Ostapczuk joined Trout Unlimited in 1969 and has been a member ever since. He also belongs to several other conservation and fly-fishing organizations including the Catskill Fly Tyers Guild. He still resides in the Catskills with his wife Lois. See Ed's Claret Gnat and Lime Trude.
Bob Petti is a fly fisherman and fly tyer native to the Catskill Mountains. Like so many other fly tyers, he started his journey innocently. "All I wanted was the ability to tie the Royal Wulff, Elk Hair Caddis, Adams, and Gold Ribbed Hare's Ear." A couple decades later, his one-shoe-box hobby has grown to a full blown identity. “I consider myself a fly tyer more so than a fly fisher.” His favorite flies to tie are wet flies and streamers, particularly the classic dressings.
Bob was invited to join The Global Flyfisher as a partner in the winter of 1999-2000 and has authored nearly a hundred articles in the past dozen years on GFF and other sites. His flies have been featured in books by John Shewey and Paul Marriner.
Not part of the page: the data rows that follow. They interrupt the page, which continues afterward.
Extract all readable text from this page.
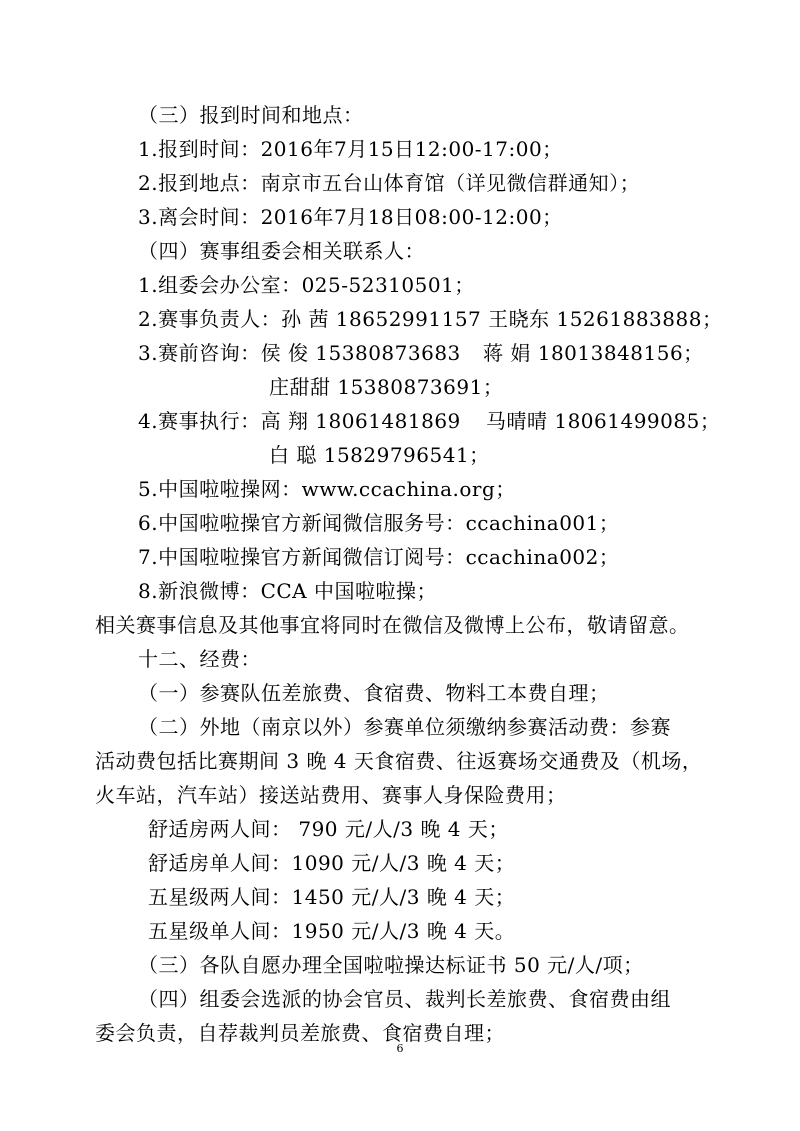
（三）报到时间和地点：
1.报到时间：2016年7月15日12:00-17:00；
2.报到地点：南京市五台山体育馆（详见微信群通知）；
3.离会时间：2016年7月18日08:00-12:00；
（四）赛事组委会相关联系人：
1.组委会办公室：025-52310501；
2.赛事负责人：孙 茜 18652991157 王晓东 15261883888；
3.赛前咨询：侯 俊 15380873683 蒋 娟 18013848156；
庄甜甜 15380873691；
4.赛事执行：高 翔 18061481869 马晴晴 18061499085；
白 聪 15829796541；
5.中国啦啦操网：www.ccachina.org；
6.中国啦啦操官方新闻微信服务号：ccachina001；
7.中国啦啦操官方新闻微信订阅号：ccachina002；
8.新浪微博：CCA 中国啦啦操；
相关赛事信息及其他事宜将同时在微信及微博上公布，敬请留意。
十二、经费：
（一）参赛队伍差旅费、食宿费、物料工本费自理；
（二）外地（南京以外）参赛单位须缴纳参赛活动费：参赛
活动费包括比赛期间 3 晚 4 天食宿费、往返赛场交通费及（机场，
火车站，汽车站）接送站费用、赛事人身保险费用；
舒适房两人间： 790 元/人/3 晚 4 天；
舒适房单人间：1090 元/人/3 晚 4 天；
五星级两人间：1450 元/人/3 晚 4 天；
五星级单人间：1950 元/人/3 晚 4 天。
（三）各队自愿办理全国啦啦操达标证书 50 元/人/项；
（四）组委会选派的协会官员、裁判长差旅费、食宿费由组
委会负责，自荐裁判员差旅费、食宿费自理；
6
See Bob's Mickey Finn.
Hank Rope owns and operates Big Indian Guide Service, located on the banks of the Esopus Creek and Lost Clove. Being on the Creek daily has given him intimate knowledge of stream life. Hank is interested mainly in tying and fishing Catskill style
flies, which he learned from the masters as president of the Catskill Fly Tyers Guild.Hank passes on his knowledge through fly tying classes held every winter at the Jerry Bartlett Angling Collection.
See Hank's Griffith's Gnat.
A lifelong fisherman, Todd moved to the Catskills in 2008 and has since devoted the rest of his life exclusively to the art of fly fishing. He has been a board member of the Ashokan-Pepacton Chapter of Trout Unlimited since 2009 serving as secretary for several years. His photography was recently featured in Eastern Fly Fishing magazine's spring 2013 article about the Esopus Creek. In 2012, he wrote a column for the Poughkeepsie Journal entitled "Healthy Rivers" about issues surrounding post Hurricane Irene clean-up and the future of protecting cold water trout fisheries. The turbidity that followed Irene inspired the design of his fly the New American, a modernized hybrid of the American Pheasant Tail with Gordon Hill's Nymphomaniac. You can also view his tie of the Henryville Special.
Joe David was born in Elizabeth, New Jersey in 1949 and grew up fishing the Catskills. His favorite river is the Esopus. Now he resides in Silver Spring, Maryland, and his home waters are the Savage River and North Branch of the Potomac, in Western Virginia. See Joe's Blue Wing Olive.